I snorted. “Your father is always proud of you. Be glad you don’t have my father. He’s never proud of me. I’m not good at anything. I think he would like me better if I were a sheep. At least then he could sell my wool.”
Alfred—Kaye and I secretly called him Old Stone Face—gave a little grunt and stared at me with that blank look cows have when they chew.

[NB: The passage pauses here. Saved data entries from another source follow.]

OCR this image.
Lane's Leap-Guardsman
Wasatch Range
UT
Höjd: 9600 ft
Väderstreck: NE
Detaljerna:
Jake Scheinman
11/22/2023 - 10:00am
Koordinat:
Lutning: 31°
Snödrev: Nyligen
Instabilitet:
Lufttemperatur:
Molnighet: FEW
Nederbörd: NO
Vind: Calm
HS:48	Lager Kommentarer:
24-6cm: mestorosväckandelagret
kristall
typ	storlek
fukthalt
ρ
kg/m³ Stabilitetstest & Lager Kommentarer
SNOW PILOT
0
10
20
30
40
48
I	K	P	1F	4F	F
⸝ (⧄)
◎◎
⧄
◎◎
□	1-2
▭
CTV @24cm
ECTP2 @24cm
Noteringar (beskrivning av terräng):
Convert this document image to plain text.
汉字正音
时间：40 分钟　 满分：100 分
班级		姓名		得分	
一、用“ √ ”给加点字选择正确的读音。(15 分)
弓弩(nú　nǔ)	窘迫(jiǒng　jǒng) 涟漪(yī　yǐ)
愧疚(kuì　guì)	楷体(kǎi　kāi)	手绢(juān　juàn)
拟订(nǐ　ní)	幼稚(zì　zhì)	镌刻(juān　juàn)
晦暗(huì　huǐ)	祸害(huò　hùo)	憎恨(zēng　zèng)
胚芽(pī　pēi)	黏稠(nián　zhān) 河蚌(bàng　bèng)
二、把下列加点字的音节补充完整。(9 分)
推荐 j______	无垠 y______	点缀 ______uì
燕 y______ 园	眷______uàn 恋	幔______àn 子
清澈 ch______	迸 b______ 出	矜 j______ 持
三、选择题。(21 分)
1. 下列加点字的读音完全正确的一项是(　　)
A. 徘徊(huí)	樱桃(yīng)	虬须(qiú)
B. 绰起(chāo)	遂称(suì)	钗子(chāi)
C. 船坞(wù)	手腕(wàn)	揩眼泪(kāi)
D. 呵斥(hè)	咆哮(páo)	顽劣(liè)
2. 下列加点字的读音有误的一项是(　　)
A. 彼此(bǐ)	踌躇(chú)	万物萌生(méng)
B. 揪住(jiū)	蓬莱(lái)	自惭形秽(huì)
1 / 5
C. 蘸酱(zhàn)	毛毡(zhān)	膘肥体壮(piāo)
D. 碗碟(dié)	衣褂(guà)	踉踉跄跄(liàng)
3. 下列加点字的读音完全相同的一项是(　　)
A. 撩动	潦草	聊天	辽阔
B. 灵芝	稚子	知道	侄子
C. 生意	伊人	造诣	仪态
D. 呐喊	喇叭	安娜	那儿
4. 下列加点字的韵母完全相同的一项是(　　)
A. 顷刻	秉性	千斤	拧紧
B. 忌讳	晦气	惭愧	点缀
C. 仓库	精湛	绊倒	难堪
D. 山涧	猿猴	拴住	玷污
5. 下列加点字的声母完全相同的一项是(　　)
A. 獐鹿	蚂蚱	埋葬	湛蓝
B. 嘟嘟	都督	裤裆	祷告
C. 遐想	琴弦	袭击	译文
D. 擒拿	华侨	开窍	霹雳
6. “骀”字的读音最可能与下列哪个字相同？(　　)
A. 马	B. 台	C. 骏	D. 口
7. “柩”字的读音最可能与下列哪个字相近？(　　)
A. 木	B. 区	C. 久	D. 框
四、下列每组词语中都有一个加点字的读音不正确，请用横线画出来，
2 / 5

Tiny drops of mist coated his long beard until it glittered with silver. I blushed, feeling like Alfred had just yelled at me for being rude about my father. “Sorry,” I muttered. “I just wish—”
I was interrupted by a noise that sounded like a little axe whacking sharply into a tree. I wondered if there were woodcutters nearby.
Kaye yanked out his sword and sent his horse Kadar crashing into the dense bushes along the trail. Alfred followed close behind him. Confused, I blinked and looked around. I saw that a single dark arrow had bitten deep into a tree just above my head. Kaye and Alfred had gone after the archer and left me alone.